To make matters worse, I’m considering two additional patterns I haven’t even printed out yet. (I printed them; see the frenzy above.)
I could blame it on the fact that my Sockapaloooza pal is an experienced sock knitter; sending her a pair of plain-vanilla stockinette socks (even if they are in a yarn which makes knitters drool with envy) seems like I’m saying “I care, but not a whole lot.” It follows from this that ribbed socks say “I care enough to purl, but your socks will look sort of manly.” I blame it all on the Koigu.
I am completely smitten with this yarn. Purchased quite awhile ago and destashed for this special occasion, it meets the Sockapaloooza-worthiness test of “so beautiful to me that I will regret giving it up.” And yet? It’s too variegated. I thought it was understated, but that’s only in comparison to the other Koigu I’ve got stashed away (see masthead, above). I cannot find a pattern that isn’t swallowed by the riot of color in the skein.

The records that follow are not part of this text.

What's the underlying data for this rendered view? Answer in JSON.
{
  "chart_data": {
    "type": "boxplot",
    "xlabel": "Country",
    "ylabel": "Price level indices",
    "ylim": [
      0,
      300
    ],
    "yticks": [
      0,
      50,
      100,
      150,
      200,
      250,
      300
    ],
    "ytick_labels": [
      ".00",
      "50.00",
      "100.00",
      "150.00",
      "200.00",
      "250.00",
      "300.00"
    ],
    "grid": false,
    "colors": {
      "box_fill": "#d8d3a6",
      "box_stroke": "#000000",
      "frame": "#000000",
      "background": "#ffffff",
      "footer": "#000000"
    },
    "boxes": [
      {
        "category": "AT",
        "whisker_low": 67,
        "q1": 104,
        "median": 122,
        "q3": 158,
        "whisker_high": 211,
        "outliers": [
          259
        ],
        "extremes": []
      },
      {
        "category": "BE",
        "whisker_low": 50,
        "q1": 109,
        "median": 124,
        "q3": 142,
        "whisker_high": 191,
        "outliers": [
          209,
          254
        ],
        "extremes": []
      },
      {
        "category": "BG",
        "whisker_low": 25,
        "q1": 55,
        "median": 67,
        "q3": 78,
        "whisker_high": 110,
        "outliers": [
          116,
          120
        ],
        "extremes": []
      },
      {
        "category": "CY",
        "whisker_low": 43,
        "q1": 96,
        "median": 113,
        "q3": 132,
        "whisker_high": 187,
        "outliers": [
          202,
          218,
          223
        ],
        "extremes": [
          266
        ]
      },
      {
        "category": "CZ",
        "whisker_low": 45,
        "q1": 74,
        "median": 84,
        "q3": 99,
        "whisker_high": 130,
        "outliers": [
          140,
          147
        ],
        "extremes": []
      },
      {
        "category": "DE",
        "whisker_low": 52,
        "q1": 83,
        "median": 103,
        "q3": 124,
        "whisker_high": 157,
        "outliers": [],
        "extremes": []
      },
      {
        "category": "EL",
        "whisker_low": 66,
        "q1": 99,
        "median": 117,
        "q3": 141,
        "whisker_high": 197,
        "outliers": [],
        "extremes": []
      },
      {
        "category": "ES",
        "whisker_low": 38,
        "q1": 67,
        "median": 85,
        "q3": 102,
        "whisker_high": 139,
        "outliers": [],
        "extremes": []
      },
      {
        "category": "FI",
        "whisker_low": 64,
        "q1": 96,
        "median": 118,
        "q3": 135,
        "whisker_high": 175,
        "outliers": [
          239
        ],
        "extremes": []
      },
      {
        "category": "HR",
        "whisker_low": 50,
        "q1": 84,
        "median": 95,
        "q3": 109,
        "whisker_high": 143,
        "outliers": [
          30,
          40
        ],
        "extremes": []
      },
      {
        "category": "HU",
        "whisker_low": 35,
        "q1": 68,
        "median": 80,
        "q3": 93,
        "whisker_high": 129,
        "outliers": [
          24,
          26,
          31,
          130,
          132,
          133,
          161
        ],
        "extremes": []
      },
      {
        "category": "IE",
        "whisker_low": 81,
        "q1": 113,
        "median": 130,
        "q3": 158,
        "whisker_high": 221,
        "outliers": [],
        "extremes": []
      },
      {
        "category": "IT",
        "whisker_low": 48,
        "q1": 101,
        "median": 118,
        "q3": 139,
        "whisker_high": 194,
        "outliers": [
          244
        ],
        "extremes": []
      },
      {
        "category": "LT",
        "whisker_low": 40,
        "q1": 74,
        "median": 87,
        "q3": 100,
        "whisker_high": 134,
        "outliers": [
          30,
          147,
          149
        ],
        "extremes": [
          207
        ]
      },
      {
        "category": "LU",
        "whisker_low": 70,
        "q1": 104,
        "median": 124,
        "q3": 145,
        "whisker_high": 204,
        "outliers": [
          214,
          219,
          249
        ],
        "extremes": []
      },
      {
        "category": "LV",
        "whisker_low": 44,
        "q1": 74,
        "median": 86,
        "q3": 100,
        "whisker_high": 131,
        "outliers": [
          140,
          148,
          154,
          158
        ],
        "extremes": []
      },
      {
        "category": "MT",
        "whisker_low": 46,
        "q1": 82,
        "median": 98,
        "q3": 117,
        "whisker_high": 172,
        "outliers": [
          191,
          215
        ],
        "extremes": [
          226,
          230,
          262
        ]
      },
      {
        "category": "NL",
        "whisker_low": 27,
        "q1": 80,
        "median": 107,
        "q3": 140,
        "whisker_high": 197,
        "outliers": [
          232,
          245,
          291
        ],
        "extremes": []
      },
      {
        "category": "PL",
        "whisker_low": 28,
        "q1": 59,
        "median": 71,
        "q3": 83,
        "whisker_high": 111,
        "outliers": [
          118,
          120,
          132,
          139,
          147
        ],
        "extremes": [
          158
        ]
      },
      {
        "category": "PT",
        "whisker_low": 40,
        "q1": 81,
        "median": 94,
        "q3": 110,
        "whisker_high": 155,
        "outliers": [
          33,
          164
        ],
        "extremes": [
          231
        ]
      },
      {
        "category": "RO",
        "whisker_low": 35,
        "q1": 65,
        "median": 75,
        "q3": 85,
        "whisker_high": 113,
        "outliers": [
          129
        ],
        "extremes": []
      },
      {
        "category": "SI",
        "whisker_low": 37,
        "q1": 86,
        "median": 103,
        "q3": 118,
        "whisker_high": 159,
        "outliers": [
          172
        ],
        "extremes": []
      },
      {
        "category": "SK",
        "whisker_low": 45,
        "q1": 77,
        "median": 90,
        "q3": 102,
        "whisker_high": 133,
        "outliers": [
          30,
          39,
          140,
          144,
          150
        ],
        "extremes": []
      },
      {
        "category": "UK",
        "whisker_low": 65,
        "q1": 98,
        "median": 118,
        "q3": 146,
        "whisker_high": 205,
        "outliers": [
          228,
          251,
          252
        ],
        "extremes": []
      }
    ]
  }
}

I also can’t find a pattern that meets my unspoken criteria of showing off my mad knitting skillz without taking forever to knit. I am not one of those “sock a week” knitters – unless it’s stockinette and I work on nothing else. And I feel compelled to uphold the high standards set last swap; I received cashmere lace socks last time around. In an attempt to shake off the sock-starting funk, I set aside the Koigu to begin a pair of Evelyn Clark’s lovely Go With the Flow Socks in Plymouth Sockotta; the results were nice, but I’m not 100 percent sold. Plus, I made lace socks last swap, and don’t want to do the same thing twice. (I know it wouldn’t really be the same, because I have a new sockpal this time around, but humor me). It’s ironic to me that I had no problem using the yarn (hum a few bars of MacArthur Park here: “this Koigu may never be available again“), but I have great angst over how to use it. I think I need to get over my need to show off for my sock pal pick a lane (so to speak), and get down to knitting, or it will be May 1 before I know it.